Poking fun at Microsoft has practically become a professional pastime for many gamers, but every time I hear another complaint, I'm forced to wonder if these concerns are actually valid or if it's yet another fanboy dog pile.
Case in point: Today, Microsoft announced that they've been trying to work with the U.S. government to reveal the type of data that the NSA has been requesting. Until now, Microsoft has been an easy target; the fact that they had been sharing private information with the intelligence community is well established. But, in an effort to reassure their customers, Microsoft would like to clear the air about what is actually being shared.
"We do not provide any government with direct access to emails or instant messages," said Brad Smith, Microsoft's general counsel and executive vice president. "While we did discuss legal compliance requirements with the government as reported last week, in none of these discussions did Microsoft provide or agree to provide any government with direct access to user content or the ability to break our encryption."

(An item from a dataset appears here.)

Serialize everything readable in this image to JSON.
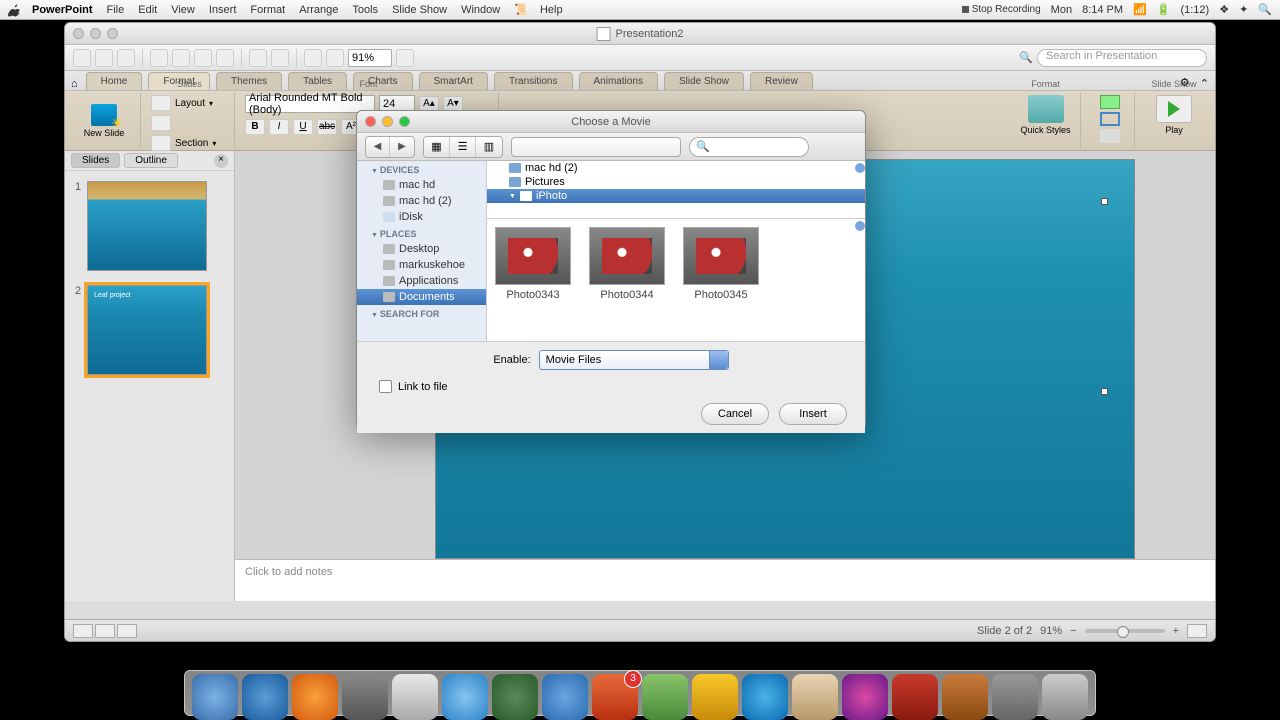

The report that Smith is talking about came from The Guardian on July 11th. The article alleged that Microsoft was giving the NSA access to emails and digital files that had been stored via their SkyDrive service. It also accused the NSA of tapping into Skype conversations. However, all of this has been rebutted within the last few days, and Microsoft is working hard to win back the trust of their customers.
The thing that's always bothered me about the Microsoft fiasco is that the complaints leveled against the company are so flimsy in comparison to the actual evidence. And what's worse is that people's readiness to blame Microsoft betrays their dislike in a way that's completely unreasonable.
For example, many gamers are suspicious of the Kinect 2 because they assume that Microsoft will use its video and audio capabilities to spy on unsuspecting gamers. But this seems a little strange to me; cellular telephones are more readily available and have very similar capabilities. Yet very few people are accusing Apple of tapping their iPhones.
If the NSA wanted to learn some nefarious secrets about me, my computer would provide a much more juicy stash of information than my video game console. Plus, I'm staring into my laptop's camera right now, and I would imagine that it's much, much easier (and useful) to turn on a computer's camera than it would be to co-opt the Kinect sensor.
If you want to be suspicious of technology, don't only apply it to your least favorite console. But if you're going to be suspicious of every piece of tech that you own, you should know that you're going to look a little nutty.
Until the robots take over. Then I'm crashing at your place.